Abstract

This article analyses the politics of space and the search for national regeneration in a society that is bifurcated along class, moral, and ethical lines. Whichever way one looks at it, Zimbabwe’s spatialised realities in both denotative and connotative terms stubbornly stand out. Space here is used as a discursive method of inclusion and exclusion. There are opposition spaces, ZANU-PF spaces, church spaces, corrupt spaces and spaces of violence and coercion. What are often dwarfed are those spaces that represent the future, national cohesion and multiculturalism, because they have never been allowed to flourish. This article examines the novel Hatchings (2006) by John Eppel in order to argue that the spaces of national toxicity preponderate over the spaces that represent national development, healing and justice. The article invokes theories of space and place by such theorists as Henri Lefebvre, Setha Low and Ranka Primorac to argue that space is socially produced and imbued with symbolic meaning over and above its physicality.
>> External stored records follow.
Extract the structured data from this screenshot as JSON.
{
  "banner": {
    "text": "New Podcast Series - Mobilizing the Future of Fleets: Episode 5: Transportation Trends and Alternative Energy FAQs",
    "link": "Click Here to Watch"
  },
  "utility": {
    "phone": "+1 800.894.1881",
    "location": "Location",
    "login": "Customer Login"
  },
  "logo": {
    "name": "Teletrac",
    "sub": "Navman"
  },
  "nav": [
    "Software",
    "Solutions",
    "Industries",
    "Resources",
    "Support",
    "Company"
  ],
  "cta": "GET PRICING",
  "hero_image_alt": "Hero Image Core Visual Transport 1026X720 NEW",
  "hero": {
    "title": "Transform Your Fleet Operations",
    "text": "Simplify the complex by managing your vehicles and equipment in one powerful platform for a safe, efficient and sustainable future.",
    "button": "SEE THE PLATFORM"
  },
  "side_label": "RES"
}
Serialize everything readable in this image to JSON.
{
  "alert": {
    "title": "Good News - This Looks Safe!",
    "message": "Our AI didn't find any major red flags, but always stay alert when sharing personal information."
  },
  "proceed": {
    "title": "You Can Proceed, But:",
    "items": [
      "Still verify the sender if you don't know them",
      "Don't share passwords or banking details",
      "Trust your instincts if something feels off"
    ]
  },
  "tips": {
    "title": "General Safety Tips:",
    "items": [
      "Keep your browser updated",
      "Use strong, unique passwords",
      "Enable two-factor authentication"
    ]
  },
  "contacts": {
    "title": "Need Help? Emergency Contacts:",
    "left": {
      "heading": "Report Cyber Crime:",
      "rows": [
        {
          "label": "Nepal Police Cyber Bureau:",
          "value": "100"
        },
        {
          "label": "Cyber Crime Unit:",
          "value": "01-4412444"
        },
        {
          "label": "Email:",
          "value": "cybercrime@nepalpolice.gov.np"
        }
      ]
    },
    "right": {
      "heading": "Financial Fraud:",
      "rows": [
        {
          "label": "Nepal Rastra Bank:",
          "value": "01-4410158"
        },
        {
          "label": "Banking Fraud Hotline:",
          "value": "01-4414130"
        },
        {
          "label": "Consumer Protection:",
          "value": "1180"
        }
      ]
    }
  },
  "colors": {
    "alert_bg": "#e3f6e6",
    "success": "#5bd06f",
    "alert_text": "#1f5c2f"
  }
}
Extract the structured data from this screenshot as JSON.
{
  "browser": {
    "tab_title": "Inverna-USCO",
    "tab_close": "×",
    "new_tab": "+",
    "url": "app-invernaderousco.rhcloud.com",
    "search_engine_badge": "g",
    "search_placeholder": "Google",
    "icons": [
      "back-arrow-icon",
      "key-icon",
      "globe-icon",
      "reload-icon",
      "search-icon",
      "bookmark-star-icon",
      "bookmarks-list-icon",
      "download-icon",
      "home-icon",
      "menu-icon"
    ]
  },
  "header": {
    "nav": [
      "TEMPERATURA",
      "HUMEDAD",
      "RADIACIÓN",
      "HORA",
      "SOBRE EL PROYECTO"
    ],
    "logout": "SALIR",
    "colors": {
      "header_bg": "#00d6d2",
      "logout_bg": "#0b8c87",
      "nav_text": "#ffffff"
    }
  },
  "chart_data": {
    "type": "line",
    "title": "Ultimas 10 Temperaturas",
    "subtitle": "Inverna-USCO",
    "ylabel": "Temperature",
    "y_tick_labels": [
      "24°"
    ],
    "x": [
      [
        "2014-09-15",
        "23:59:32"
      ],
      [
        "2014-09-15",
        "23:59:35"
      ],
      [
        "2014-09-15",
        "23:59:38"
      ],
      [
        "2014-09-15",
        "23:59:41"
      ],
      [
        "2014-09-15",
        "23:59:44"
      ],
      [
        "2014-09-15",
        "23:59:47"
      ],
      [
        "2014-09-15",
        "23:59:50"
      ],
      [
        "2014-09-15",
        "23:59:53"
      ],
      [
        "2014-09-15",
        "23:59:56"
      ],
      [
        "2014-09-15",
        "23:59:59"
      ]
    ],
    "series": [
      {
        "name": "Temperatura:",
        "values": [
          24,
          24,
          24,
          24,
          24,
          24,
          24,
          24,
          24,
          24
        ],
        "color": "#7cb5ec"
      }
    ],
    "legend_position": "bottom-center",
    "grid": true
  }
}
As embodied, space(s) houses metaphors, ideology, behaviours, habits and orientations that can either unhinge or redeem a society depending on the balance of forces at play in given social contexts. What Eppel seems to be suggesting, the article concludes, is that despite the fact that Zimbabwe has been in the tenacious grip of the spaces of looters and immoral personages, the nation possesses within itself spaces for self-renewal that are often ignored or suppressed in the relentless pursuit of self-interest. There is a need for a new national culture and ethos that propels the nation into the future rather than the abyss.